Atualmente se utiliza esta palavra para designar os estabelecimentos comerciais, industriais, de serviços, etc., grandes ou pequenos, o que não revela seu sentido no título da profissão.
A necessidade de organizar os estabelecimentos nascidos com a revolução industrial levou os profissionais de outras áreas mais antigas e maduras a buscar soluções específicas para problemas que não existiam antes. Assim a pesquisa de métodos especiais para administrar estes empreendimentos deu origem aos rudimentos da ciência da administração.
Não se deve confundir a gerência de uma casa ou de nossa vida pessoal que tem sua arte própria, porém empírica com a gerência de uma instituição, considere aqui este termo como genérico para empreendimento, empresa.


  • Desenvolvimento do conceito
Como ciência, é um ramo das Ciências Humanas, ditas sociais, pois trata dos agrupamentos humanos. Do ponto de vista histórico, ao longo do tempo, é uma especialização do Direito, como também da Economia. Desde tempos primitivos os homens, reunidos em tribos com o fito de defenderem-se, desenvolvem as relações que obedecem às regras do Direito. Estas relações quando puderem ser mensuradas quantitativamente seguem princípios da Economia. Outras instituições, sem fins lucrativos, medem o retorno do investimento de seus esforços pela satisfação das necessidades do seu público, de qualquer forma precisam ser administradas.
Daí a ciência da administração parecer-se, mas não se confundir com o direito e com a economia, que são hoje suas ciências de base e apoio, bem como a Matemática Financeira, a Contabilidade, a Estatística. São igualmente importantes para a ciência da administração a Psicologia e a Sociologia. Sem esquecermos da Informática.
Instituições de Direito Público ou Instituições de Direito Privado criadas para fins lucrativos ou para finalidades sociais, dependem da ciência da administração para funcionarem, assim como o veículo precisa do piloto para o conduzir.
A administração é uma ciência fundamentada em um conjunto de normas e funções elaboradas para disciplinar elementos de produção. A administração estuda os empreendimentos humanos com o objetivo de alcançar um resultado eficaz e retorno financeiro de forma sustentável e com responsabilidade social.

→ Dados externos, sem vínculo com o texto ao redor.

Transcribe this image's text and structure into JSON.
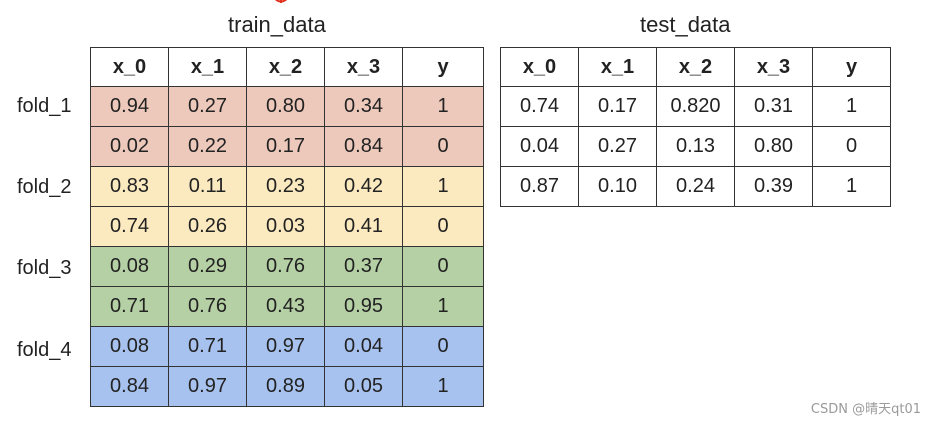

Administrar envolve a elaboração de planos, pareceres, relatórios,projetos, arbitragens e laudos, em que é exigida a aplicação de conhecimentos inerentes às técnicas de Administração.

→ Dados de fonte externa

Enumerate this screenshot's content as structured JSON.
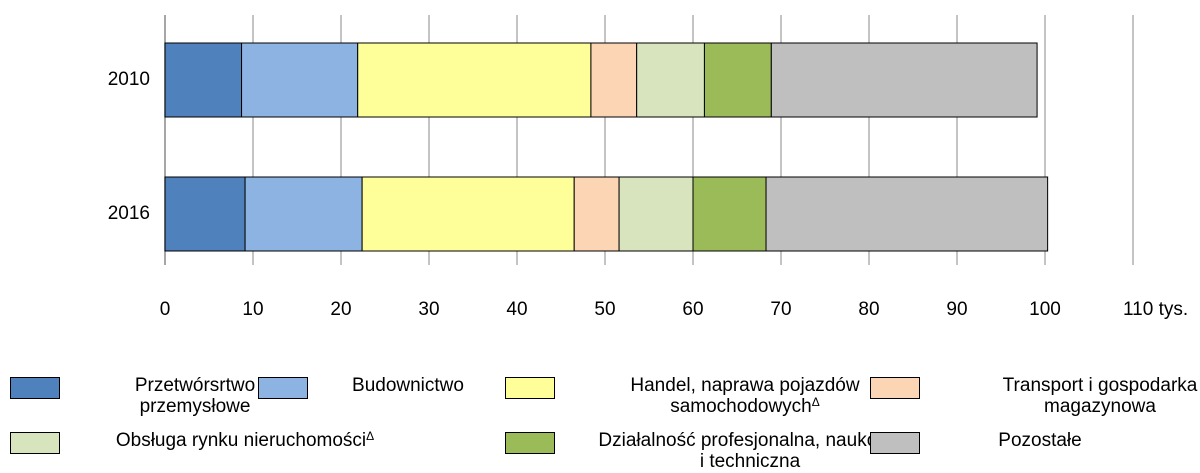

A profissão de administrador é historicamente recente e foi regulamentada no Brasil em 9 de Setembro de 1965, data em que se comemora o Dia do Administrador.

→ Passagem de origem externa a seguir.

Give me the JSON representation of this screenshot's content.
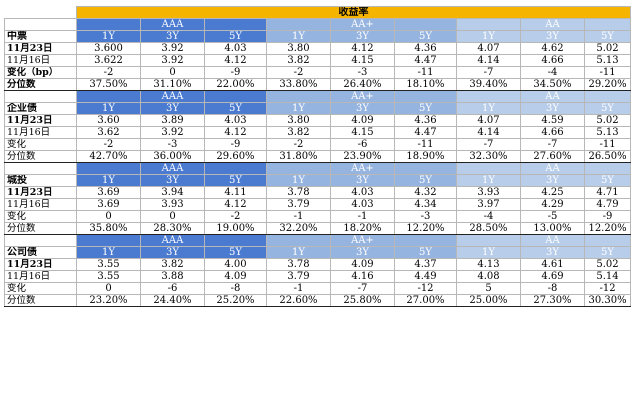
{
  "title": "收益率",
  "grades": [
    "AAA",
    "AA+",
    "AA"
  ],
  "tenors": [
    "1Y",
    "3Y",
    "5Y"
  ],
  "sections": [
    {
      "name": "中票",
      "rows": [
        {
          "label": "11月23日",
          "values": [
            "3.600",
            "3.92",
            "4.03",
            "3.80",
            "4.12",
            "4.36",
            "4.07",
            "4.62",
            "5.02"
          ]
        },
        {
          "label": "11月16日",
          "values": [
            "3.622",
            "3.92",
            "4.12",
            "3.82",
            "4.15",
            "4.47",
            "4.14",
            "4.66",
            "5.13"
          ]
        },
        {
          "label": "变化（bp）",
          "values": [
            "-2",
            "0",
            "-9",
            "-2",
            "-3",
            "-11",
            "-7",
            "-4",
            "-11"
          ]
        },
        {
          "label": "分位数",
          "values": [
            "37.50%",
            "31.10%",
            "22.00%",
            "33.80%",
            "26.40%",
            "18.10%",
            "39.40%",
            "34.50%",
            "29.20%"
          ]
        }
      ]
    },
    {
      "name": "企业债",
      "rows": [
        {
          "label": "11月23日",
          "values": [
            "3.60",
            "3.89",
            "4.03",
            "3.80",
            "4.09",
            "4.36",
            "4.07",
            "4.59",
            "5.02"
          ]
        },
        {
          "label": "11月16日",
          "values": [
            "3.62",
            "3.92",
            "4.12",
            "3.82",
            "4.15",
            "4.47",
            "4.14",
            "4.66",
            "5.13"
          ]
        },
        {
          "label": "变化",
          "values": [
            "-2",
            "-3",
            "-9",
            "-2",
            "-6",
            "-11",
            "-7",
            "-7",
            "-11"
          ]
        },
        {
          "label": "分位数",
          "values": [
            "42.70%",
            "36.00%",
            "29.60%",
            "31.80%",
            "23.90%",
            "18.90%",
            "32.30%",
            "27.60%",
            "26.50%"
          ]
        }
      ]
    },
    {
      "name": "城投",
      "rows": [
        {
          "label": "11月23日",
          "values": [
            "3.69",
            "3.94",
            "4.11",
            "3.78",
            "4.03",
            "4.32",
            "3.93",
            "4.25",
            "4.71"
          ]
        },
        {
          "label": "11月16日",
          "values": [
            "3.69",
            "3.93",
            "4.12",
            "3.79",
            "4.03",
            "4.34",
            "3.97",
            "4.29",
            "4.79"
          ]
        },
        {
          "label": "变化",
          "values": [
            "0",
            "0",
            "-2",
            "-1",
            "-1",
            "-3",
            "-4",
            "-5",
            "-9"
          ]
        },
        {
          "label": "分位数",
          "values": [
            "35.80%",
            "28.30%",
            "19.00%",
            "32.20%",
            "18.20%",
            "12.20%",
            "28.50%",
            "13.00%",
            "12.20%"
          ]
        }
      ]
    },
    {
      "name": "公司债",
      "rows": [
        {
          "label": "11月23日",
          "values": [
            "3.55",
            "3.82",
            "4.00",
            "3.78",
            "4.09",
            "4.37",
            "4.13",
            "4.61",
            "5.02"
          ]
        },
        {
          "label": "11月16日",
          "values": [
            "3.55",
            "3.88",
            "4.09",
            "3.79",
            "4.16",
            "4.49",
            "4.08",
            "4.69",
            "5.14"
          ]
        },
        {
          "label": "变化",
          "values": [
            "0",
            "-6",
            "-8",
            "-1",
            "-7",
            "-12",
            "5",
            "-8",
            "-12"
          ]
        },
        {
          "label": "分位数",
          "values": [
            "23.20%",
            "24.40%",
            "25.20%",
            "22.60%",
            "25.80%",
            "27.00%",
            "25.00%",
            "27.30%",
            "30.30%"
          ]
        }
      ]
    }
  ]
}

Os primeiros administradores profissionais (administrador contratado, que não é o dono do negócio) foram os que geriram as companhias de navegação inglesas a partir do Século XVII.
Segundo Jonh W. Riegel, "o êxito do desenvolvimento de executivos em uma empresa é resultado, em grande parte, da atuação e da capacidade dos seus gerentes no seu papel de educadores.Cada superior assume este papel quando ele procura orientar e facilitar os esforços dos seus subordinados para se desenvolverem".



PRINCIPAIS CONCEITOS

  • A transição das formas tradicionais de produção para a burocracia


Administração e organização, no início, não eram o foco das pequenas empresas existentes: eram mais encontradas em outras entidades, como os monastérios e as forças armadas. Para os proprietários dos empreendimentos, o que valia era ter capacidade de comprar e vender bens suficientes apenas à sua sobrevivência. A princípio, não houve uma transferência direta dessa cultura das igrejas para as empresas. Estas começaram a ter regras à medida em que emergia o capitalismo industrial.
Assim, se antes os objetivos dos proprietários eram apenas garantir sua sobrevivência, agora passaram a buscar maximizar seus lucros. Com isso, toda a estrutura de suas manufaturas eram voltadas para esse fim. Dessa forma, pode-se considerar que, até hoje, esse é o principal objetivo das organizações privadas.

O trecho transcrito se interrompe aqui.